In the PrivCount paper [1] we learn that the Tor network sees about 12 million successful descriptor fetches per day. We can use this figure to assume that the Tor network also sees about 12 million intro and rendezvous circuits per day. Given the 7.5kb overhead of each of these circuits, we get that our padding machines infer an additional 94GB overhead per day on the network, which is about 3.9GB per hour.
XXX Isn't this kinda intense????? Using the graphs from metrics we see that the Tor network has total capacity of 300 Gbit/s which is about 135000GB per hour, so 3.9GB per hour is not that much, but still...
7. Discussion
7.1. Alternative approaches
These machines try to hide onion service client-side circuits by obfuscating their looks. This is a reasonable approach, but if the resulting circuits look unlike any other Tor circuits, they would still be fingerprintable just by that fact.

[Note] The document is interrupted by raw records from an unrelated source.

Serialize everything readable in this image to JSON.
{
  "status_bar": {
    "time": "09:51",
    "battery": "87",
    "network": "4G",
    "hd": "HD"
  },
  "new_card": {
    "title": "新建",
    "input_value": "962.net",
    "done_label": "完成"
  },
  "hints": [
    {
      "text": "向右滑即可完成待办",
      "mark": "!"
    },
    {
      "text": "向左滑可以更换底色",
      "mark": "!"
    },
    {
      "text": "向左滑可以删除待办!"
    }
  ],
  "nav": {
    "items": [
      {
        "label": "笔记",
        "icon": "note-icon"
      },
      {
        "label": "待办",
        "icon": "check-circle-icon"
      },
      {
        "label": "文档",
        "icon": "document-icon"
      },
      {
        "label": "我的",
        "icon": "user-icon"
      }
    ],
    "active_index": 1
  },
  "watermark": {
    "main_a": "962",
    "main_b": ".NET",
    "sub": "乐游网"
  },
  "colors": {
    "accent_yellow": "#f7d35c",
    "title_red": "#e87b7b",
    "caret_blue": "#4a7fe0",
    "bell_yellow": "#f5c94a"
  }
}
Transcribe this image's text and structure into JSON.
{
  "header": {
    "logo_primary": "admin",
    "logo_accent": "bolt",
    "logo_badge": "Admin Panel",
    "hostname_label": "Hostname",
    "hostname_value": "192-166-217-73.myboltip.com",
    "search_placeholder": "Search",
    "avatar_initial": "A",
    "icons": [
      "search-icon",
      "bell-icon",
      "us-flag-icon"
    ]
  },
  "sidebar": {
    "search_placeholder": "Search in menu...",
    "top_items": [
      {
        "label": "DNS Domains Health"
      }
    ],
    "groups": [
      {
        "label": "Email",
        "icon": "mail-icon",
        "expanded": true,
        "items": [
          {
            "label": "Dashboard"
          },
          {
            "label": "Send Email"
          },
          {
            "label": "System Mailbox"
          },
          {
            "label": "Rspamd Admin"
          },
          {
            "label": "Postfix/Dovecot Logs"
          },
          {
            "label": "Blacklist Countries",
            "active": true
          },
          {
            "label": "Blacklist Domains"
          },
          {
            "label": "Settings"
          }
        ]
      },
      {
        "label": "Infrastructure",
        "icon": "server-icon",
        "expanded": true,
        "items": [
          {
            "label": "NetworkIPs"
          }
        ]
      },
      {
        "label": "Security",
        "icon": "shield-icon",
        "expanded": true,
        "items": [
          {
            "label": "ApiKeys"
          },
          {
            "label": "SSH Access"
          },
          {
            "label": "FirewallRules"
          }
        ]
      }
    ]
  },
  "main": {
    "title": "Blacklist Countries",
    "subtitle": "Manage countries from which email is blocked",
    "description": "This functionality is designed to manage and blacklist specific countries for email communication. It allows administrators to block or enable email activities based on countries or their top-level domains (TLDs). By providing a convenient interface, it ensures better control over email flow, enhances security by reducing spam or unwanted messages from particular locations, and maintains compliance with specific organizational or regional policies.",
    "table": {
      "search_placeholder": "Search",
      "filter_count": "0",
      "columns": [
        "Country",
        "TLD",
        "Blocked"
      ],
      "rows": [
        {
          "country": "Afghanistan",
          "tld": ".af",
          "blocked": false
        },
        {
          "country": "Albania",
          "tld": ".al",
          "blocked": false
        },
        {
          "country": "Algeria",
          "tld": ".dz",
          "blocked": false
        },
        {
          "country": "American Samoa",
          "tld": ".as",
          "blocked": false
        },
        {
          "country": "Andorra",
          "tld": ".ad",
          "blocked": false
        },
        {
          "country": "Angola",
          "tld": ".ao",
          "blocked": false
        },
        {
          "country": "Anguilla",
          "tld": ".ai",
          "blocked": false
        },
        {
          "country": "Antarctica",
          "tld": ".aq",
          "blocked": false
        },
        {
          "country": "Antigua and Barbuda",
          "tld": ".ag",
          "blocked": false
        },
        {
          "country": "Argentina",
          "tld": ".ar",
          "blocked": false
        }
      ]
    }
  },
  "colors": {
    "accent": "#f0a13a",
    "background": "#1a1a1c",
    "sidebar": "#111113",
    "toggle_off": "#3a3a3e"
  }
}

Another approach we could take is make normal client circuits look like onion service circuits, or just make normal clients establish fake onion service circuits periodically. The hope here is that the adversary won't be able to distinguish fake onion service circuits from real ones. This approach has not been taken yet, mainly because it requires additional WTF-PAD features and poses greater overhead risks.
7.2. Future work
As discussed in [SCOPE], this proposal only aims to hide some very specific features of client-side onion service circuits. There is lots of work to be done here to see what other features can be used to distinguish such circuits, and also what other classifiers can be built using deep learning and whatnot.
---
[0]: https://www.usenix.org/node/190967 https://blog.torproject.org/technical-summary-usenix-fingerprinting-paper
[1]: "Understanding Tor Usage with Privacy-Preserving Measurement" by Akshaya Mani, T Wilson-Brown, Rob Jansen, Aaron Johnson, and Micah Sherr In Proceedings of the Internet Measurement Conference 2018 (IMC 2018).